Obama: mejora económica justifica aumento salarial

El presidente Barack Obama renovó el lunes su insistencia en que el Congreso eleve el salario mínimo, al hacer una defensa optimista del desempeño "más acelerado" de la economía, en momentos en que los demócratas inician sus campañas para las elecciones intermedias.

"Estados Unidos se merece un aumento", afirmó ante una multitud de sindicalistas en Milwaukee, comprometiéndose a seguir presionando al Congreso de la misma forma en que alguna vez cortejó a su mujer.

"Simplemente insistí hasta convencerla", bromeó.

Justo en el Día del Trabajo, cuando suelen comenzar las campañas de fin de año, Obama buscó atraer la atención hacia los recientes avances en materia económica, dejando de lado la cautela que había mostrado en ese tema.

"Prácticamente en cualquier estadística con que se evalúen, la economía estadounidense y los trabajadores estadounidenses están mejor que cuando yo asumí la presidencia", afirmó, al tiempo que recitaba una serie de indicadores económicos que han mejorado, incluso cuando reconoció que no toda la gente se está beneficiando de ello.

"Los motores", afirmó, "están acelerando un poco más sonoramente".

Fue, al menos en forma indirecta, una charla para animar a los demócratas que enfrentan duras contiendas en una nación que aún está bajo el influjo de angustias económicas.

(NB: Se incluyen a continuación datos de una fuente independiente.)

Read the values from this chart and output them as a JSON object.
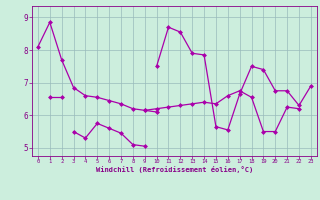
{
  "xlabel": "Windchill (Refroidissement éolien,°C)",
  "bg_color": "#cceedd",
  "line_color": "#aa00aa",
  "grid_color": "#99bbbb",
  "xlim": [
    -0.5,
    23.5
  ],
  "ylim": [
    4.75,
    9.35
  ],
  "yticks": [
    5,
    6,
    7,
    8,
    9
  ],
  "xticks": [
    0,
    1,
    2,
    3,
    4,
    5,
    6,
    7,
    8,
    9,
    10,
    11,
    12,
    13,
    14,
    15,
    16,
    17,
    18,
    19,
    20,
    21,
    22,
    23
  ],
  "series": {
    "s0": {
      "x": [
        0,
        1,
        2,
        3,
        4,
        5,
        6,
        7,
        8,
        9,
        10
      ],
      "y": [
        8.1,
        8.85,
        7.7,
        6.85,
        6.6,
        6.55,
        6.45,
        6.35,
        6.2,
        6.15,
        6.1
      ]
    },
    "s1": {
      "x": [
        1,
        2
      ],
      "y": [
        6.55,
        6.55
      ]
    },
    "s2": {
      "x": [
        3,
        4,
        5,
        6,
        7,
        8,
        9
      ],
      "y": [
        5.5,
        5.3,
        5.75,
        5.6,
        5.45,
        5.1,
        5.05
      ]
    },
    "s3": {
      "x": [
        9,
        10,
        11,
        12,
        13,
        14,
        15,
        16,
        17,
        18,
        19,
        20,
        21,
        22,
        23
      ],
      "y": [
        6.15,
        6.2,
        6.25,
        6.3,
        6.35,
        6.4,
        6.35,
        6.6,
        6.75,
        6.55,
        5.5,
        5.5,
        6.25,
        6.2,
        null
      ]
    },
    "s4": {
      "x": [
        10,
        11,
        12,
        13,
        14,
        15,
        16,
        17,
        18,
        19,
        20,
        21,
        22,
        23
      ],
      "y": [
        7.5,
        8.7,
        8.55,
        7.9,
        7.85,
        5.65,
        5.55,
        6.65,
        7.5,
        7.4,
        6.75,
        6.75,
        6.3,
        6.9
      ]
    }
  }
}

El énfasis en el salario mínimo busca generar contrastes con las campañas de los republicanos, muchos de los cuales sostienen que un aumento en los sueldos afectaría a las pequeñas empresas y desaceleraría las contrataciones. Nadie espera que el Congreso actúe en torno a dicho salario antes de las elecciones de noviembre.

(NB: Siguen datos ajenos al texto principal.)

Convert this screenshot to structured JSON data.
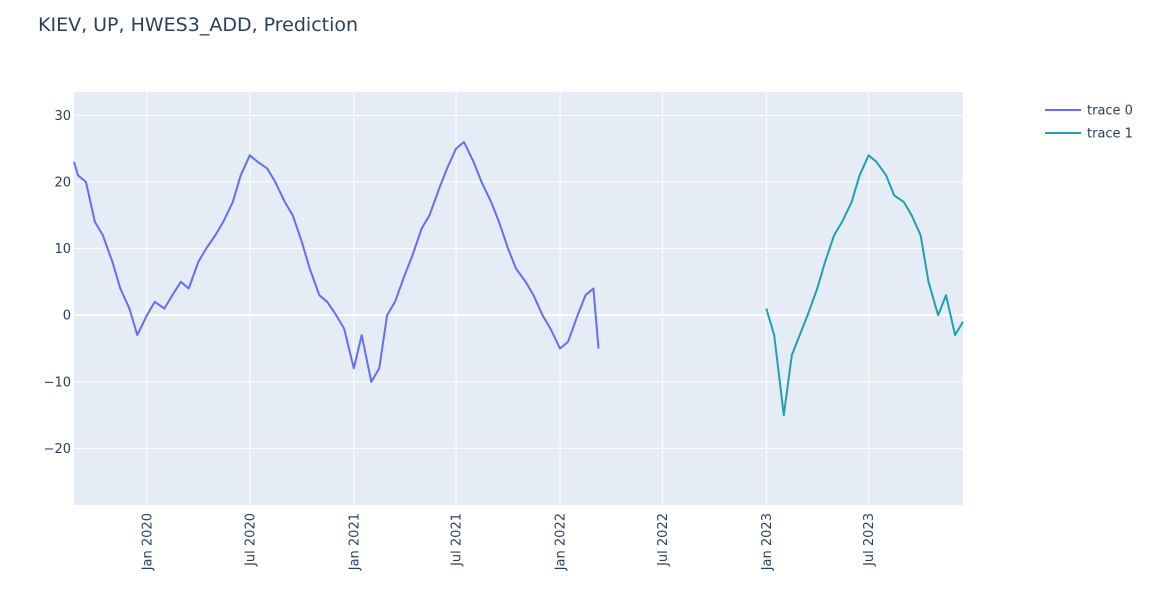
{
  "chart_data": {
    "type": "line",
    "title": "KIEV, UP, HWES3_ADD, Prediction",
    "xlabel": "",
    "ylabel": "",
    "x_range": [
      "2019-08-25",
      "2023-12-15"
    ],
    "ylim": [
      -28.5,
      33.5
    ],
    "y_ticks": [
      30,
      20,
      10,
      0,
      -10,
      -20
    ],
    "y_tick_labels": [
      "30",
      "20",
      "10",
      "0",
      "−10",
      "−20"
    ],
    "x_ticks": [
      "2020-01-01",
      "2020-07-01",
      "2021-01-01",
      "2021-07-01",
      "2022-01-01",
      "2022-07-01",
      "2023-01-01",
      "2023-07-01"
    ],
    "x_tick_labels": [
      "Jan 2020",
      "Jul 2020",
      "Jan 2021",
      "Jul 2021",
      "Jan 2022",
      "Jul 2022",
      "Jan 2023",
      "Jul 2023"
    ],
    "grid": true,
    "legend_position": "top-right",
    "plot_bgcolor": "#e5ecf6",
    "series": [
      {
        "name": "trace 0",
        "color": "#636efa",
        "x": [
          "2019-08-25",
          "2019-09-01",
          "2019-09-15",
          "2019-10-01",
          "2019-10-15",
          "2019-11-01",
          "2019-11-15",
          "2019-12-01",
          "2019-12-15",
          "2020-01-01",
          "2020-01-15",
          "2020-02-01",
          "2020-02-15",
          "2020-03-01",
          "2020-03-15",
          "2020-04-01",
          "2020-04-15",
          "2020-05-01",
          "2020-05-15",
          "2020-06-01",
          "2020-06-15",
          "2020-07-01",
          "2020-07-15",
          "2020-08-01",
          "2020-08-15",
          "2020-09-01",
          "2020-09-15",
          "2020-10-01",
          "2020-10-15",
          "2020-11-01",
          "2020-11-15",
          "2020-12-01",
          "2020-12-15",
          "2021-01-01",
          "2021-01-15",
          "2021-02-01",
          "2021-02-15",
          "2021-03-01",
          "2021-03-15",
          "2021-04-01",
          "2021-04-15",
          "2021-05-01",
          "2021-05-15",
          "2021-06-01",
          "2021-06-15",
          "2021-07-01",
          "2021-07-15",
          "2021-08-01",
          "2021-08-15",
          "2021-09-01",
          "2021-09-15",
          "2021-10-01",
          "2021-10-15",
          "2021-11-01",
          "2021-11-15",
          "2021-12-01",
          "2021-12-15",
          "2022-01-01",
          "2022-01-15",
          "2022-02-01",
          "2022-02-15",
          "2022-03-01",
          "2022-03-10"
        ],
        "y": [
          23,
          21,
          20,
          14,
          12,
          8,
          4,
          1,
          -3,
          0,
          2,
          1,
          3,
          5,
          4,
          8,
          10,
          12,
          14,
          17,
          21,
          24,
          23,
          22,
          20,
          17,
          15,
          11,
          7,
          3,
          2,
          0,
          -2,
          -8,
          -3,
          -10,
          -8,
          0,
          2,
          6,
          9,
          13,
          15,
          19,
          22,
          25,
          26,
          23,
          20,
          17,
          14,
          10,
          7,
          5,
          3,
          0,
          -2,
          -5,
          -4,
          0,
          3,
          4,
          -5
        ],
        "values_estimated": true
      },
      {
        "name": "trace 1",
        "color": "#1f9fb8",
        "x": [
          "2023-01-01",
          "2023-01-15",
          "2023-02-01",
          "2023-02-15",
          "2023-03-01",
          "2023-03-15",
          "2023-04-01",
          "2023-04-15",
          "2023-05-01",
          "2023-05-15",
          "2023-06-01",
          "2023-06-15",
          "2023-07-01",
          "2023-07-15",
          "2023-08-01",
          "2023-08-15",
          "2023-09-01",
          "2023-09-15",
          "2023-10-01",
          "2023-10-15",
          "2023-11-01",
          "2023-11-15",
          "2023-12-01",
          "2023-12-15"
        ],
        "y": [
          1,
          -3,
          -15,
          -6,
          -3,
          0,
          4,
          8,
          12,
          14,
          17,
          21,
          24,
          23,
          21,
          18,
          17,
          15,
          12,
          5,
          0,
          3,
          -3,
          -1
        ],
        "values_estimated": true
      }
    ]
  }
}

A pesar de la ausencia de un incremento a nivel federal, 13 estados elevaron sus salarios mínimos al principio de este año. Esas entidades han añadido puestos de trabajo a un ritmo más rápido que las que no aumentaron el sueldo, lo que proporcionó un contrapeso a un informe de la Oficina de Asuntos Presupuestarios del Congreso anteriormente este año, el cual pronosticaba que un salario mínimo más elevado de 10,10 dólares la hora le costaría al país 500.000 empleos.

Los asesores de la Casa Blanca aún insisten en que no están declarando una victoria total sobre los persistentes efectos de la recesión que llegó a su fin hace cinco años.

Pero sí creen que es el momento de hacer énfasis en las mejoras recientes, en parte para fortalecer a los demócratas en medio de un ambiente político difícil para ellos, así como para contrarrestar las percepciones del público que están erosionando su aprobación en torno a la labor del presidente.